Sonntag, 2. Oktober 2022

Irreparable Demokratie-Schäden.

Das habe ich von meiner Mutter geerbt. Ich war schon immer ein Wahljunkie, habe mir Wochen vor Wahltagen den Kopf darüber zerbrochen, wie es ausgehen könnte, welche Ereignisse für welche Ergebnisse sprächen, gebannt Umfragen und Prognosen studiert und schließlich mit einer Partei oder einem Kandidaten mitgefiebert. Am späten Wahlabend; spätestens am nächsten Morgen wußte man, wer gewonnen hat.

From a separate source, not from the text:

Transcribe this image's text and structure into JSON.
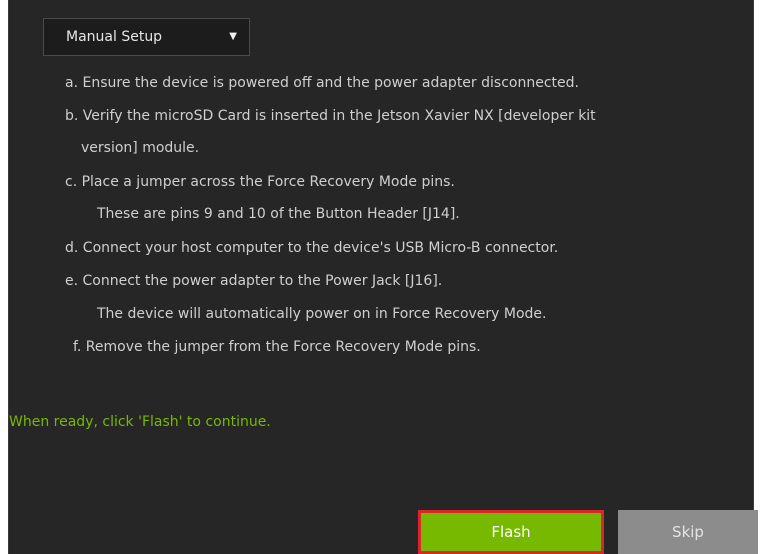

Dann kam aber der 07. November 2000. Der debile Schwachkopf George W. Bush errang 500.000 bis 600.000 Stimmen weniger als der brillante Al Gore, wollte aber dennoch der nächste US-Präsident werden.

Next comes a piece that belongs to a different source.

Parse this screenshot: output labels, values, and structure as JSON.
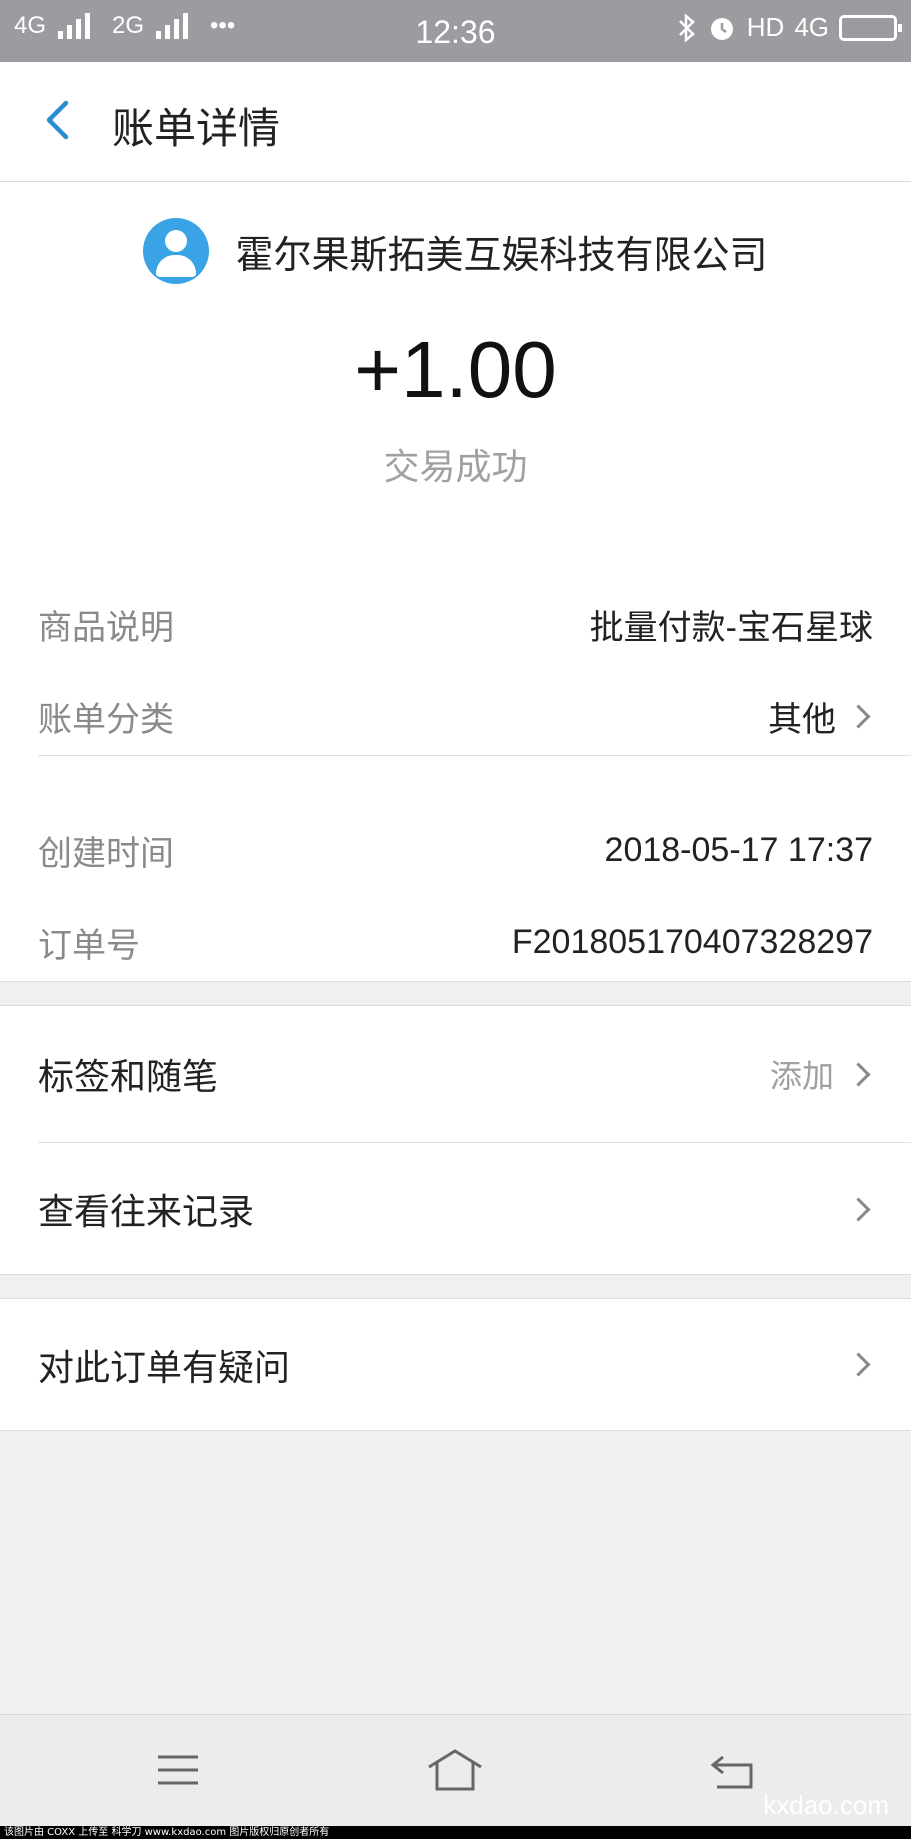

So wie man auch durchaus ein Tennis-Match gewinnen kann, obwohl man weniger Punkte als der Gegner gemacht hat. Sicher, das US-amerikanische Wahlrecht gibt es her, denjenigen mit deutlich weniger Stimmen zum Sieger zu erklären. In diesem speziellen Fall musste GWB dafür die ultraknappe Mehrheit den Bundesstaat Florida gewinnen und dafür wahlrechtskonform 100% der Wahlmänner bekommen. Allerdings weiß man bis heute nicht, wer die Stimmenmehrheit in Florida wirklich gewann, weil Stimmzettel und Wahlmaschinen vielfach so gestaltet waren, daß man nicht sicher war, wen der Wähler wirklich angekreuzt hatte.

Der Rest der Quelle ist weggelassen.